Avec lui, nous allons suivre le déroulement de l’enquête et même y participer sans crier gare, car Martial Trévoux sait d’expérience que la Justice est une vieille dame qu’il faut parfois secouer.

Si les deux jeunes tueurs sont identifiés, ceux-ci sont décédés dans l’opération meurtrière et les regards se tournent vers les deux familles elles-mêmes endeuillées. Les recherches s’en trouvent compliquées, les protagonistes devant composer avec la douleur et s’estimant tous victimes. Dans cette petite ville aux apparences tranquilles, tout le monde peine à croire que de tels faits aient pu survenir. À force de chercher, on trouve bien sûr des choses, mais sans que l’on puisse établir le lien entre d’autres délits et les faits survenus.

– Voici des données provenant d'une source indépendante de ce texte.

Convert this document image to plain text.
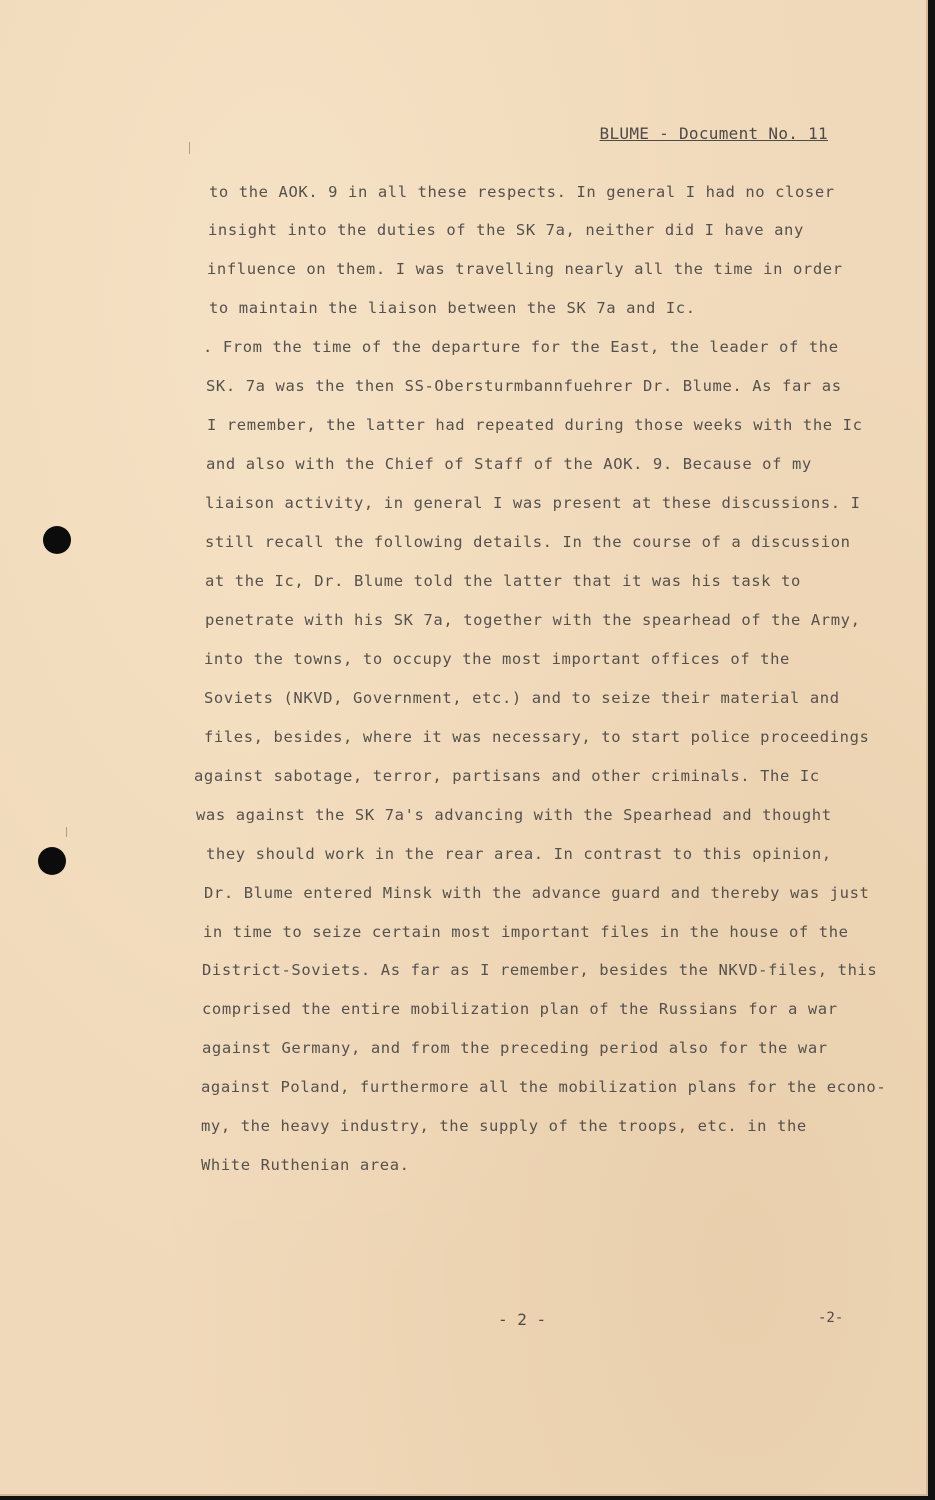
BLUME - Document No. 11
to the AOK. 9 in all these respects. In general I had no closer
insight into the duties of the SK 7a, neither did I have any
influence on them. I was travelling nearly all the time in order
to maintain the liaison between the SK 7a and Ic.
. From the time of the departure for the East, the leader of the
SK. 7a was the then SS-Obersturmbannfuehrer Dr. Blume. As far as
I remember, the latter had repeated during those weeks with the Ic
and also with the Chief of Staff of the AOK. 9. Because of my
liaison activity, in general I was present at these discussions. I
still recall the following details. In the course of a discussion
at the Ic, Dr. Blume told the latter that it was his task to
penetrate with his SK 7a, together with the spearhead of the Army,
into the towns, to occupy the most important offices of the
Soviets (NKVD, Government, etc.) and to seize their material and
files, besides, where it was necessary, to start police proceedings
against sabotage, terror, partisans and other criminals. The Ic
was against the SK 7a's advancing with the Spearhead and thought
they should work in the rear area. In contrast to this opinion,
Dr. Blume entered Minsk with the advance guard and thereby was just
in time to seize certain most important files in the house of the
District-Soviets. As far as I remember, besides the NKVD-files, this
comprised the entire mobilization plan of the Russians for a war
against Germany, and from the preceding period also for the war
against Poland, furthermore all the mobilization plans for the econo-
my, the heavy industry, the supply of the troops, etc. in the
White Ruthenian area.
- 2 -	-2-
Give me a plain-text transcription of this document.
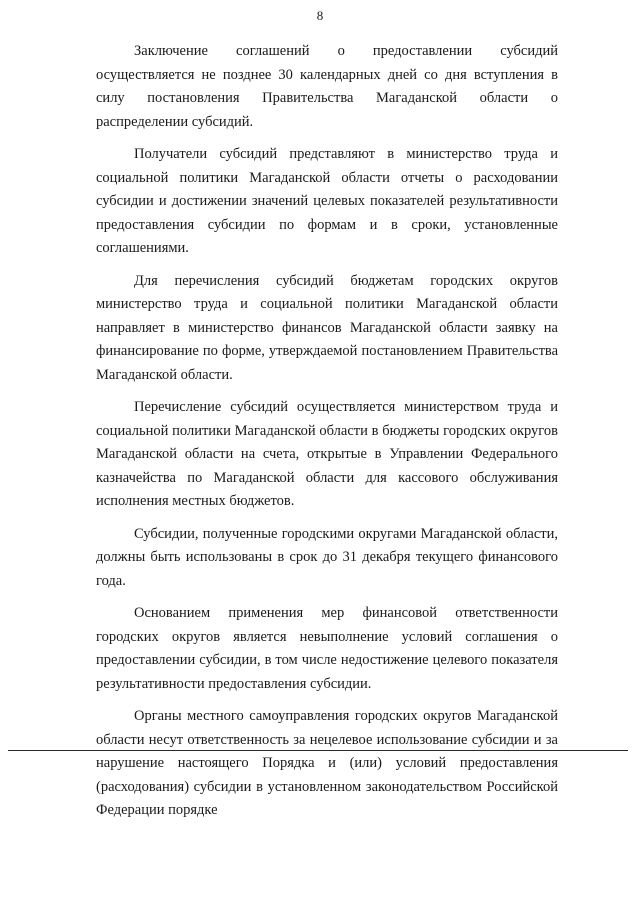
8

Заключение соглашений о предоставлении субсидий осуществляется не позднее 30 календарных дней со дня вступления в силу постановления Правительства Магаданской области о распределении субсидий.

Получатели субсидий представляют в министерство труда и социальной политики Магаданской области отчеты о расходовании субсидии и достижении значений целевых показателей результативности предоставления субсидии по формам и в сроки, установленные соглашениями.

Для перечисления субсидий бюджетам городских округов министерство труда и социальной политики Магаданской области направляет в министерство финансов Магаданской области заявку на финансирование по форме, утверждаемой постановлением Правительства Магаданской области.

Перечисление субсидий осуществляется министерством труда и социальной политики Магаданской области в бюджеты городских округов Магаданской области на счета, открытые в Управлении Федерального казначейства по Магаданской области для кассового обслуживания исполнения местных бюджетов.

Субсидии, полученные городскими округами Магаданской области, должны быть использованы в срок до 31 декабря текущего финансового года.

Основанием применения мер финансовой ответственности городских округов является невыполнение условий соглашения о предоставлении субсидии, в том числе недостижение целевого показателя результативности предоставления субсидии.

Органы местного самоуправления городских округов Магаданской области несут ответственность за нецелевое использование субсидии и за нарушение настоящего Порядка и (или) условий предоставления (расходования) субсидии в установленном законодательством Российской Федерации порядке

Des lendemains qui hantent évolue dans une forme de torpeur faite d’insomnies, d’alcool et de gueule de bois. Personne ne maîtrise vraiment rien, Martial Trévoux erre entre son boulot et ses recherches, dort sur un coin de canapé chez un flic chargé de l’enquête. Dans cet entre-deux où la vie semble suspendue, les hypothèses les plus évidentes débouchent sur des impasses. Les pistes criminelles classiques doivent être écartées, au point que l’on envisage d’en rester là, faute d’éléments et de coupables à sanctionner. Jusqu’au jour où l’on tient par hasard entre les doigts le fil qui dénoue la bobine et qu’apparaissent les mobiles, plus ténus et privés qu’on ne l’avait pensé.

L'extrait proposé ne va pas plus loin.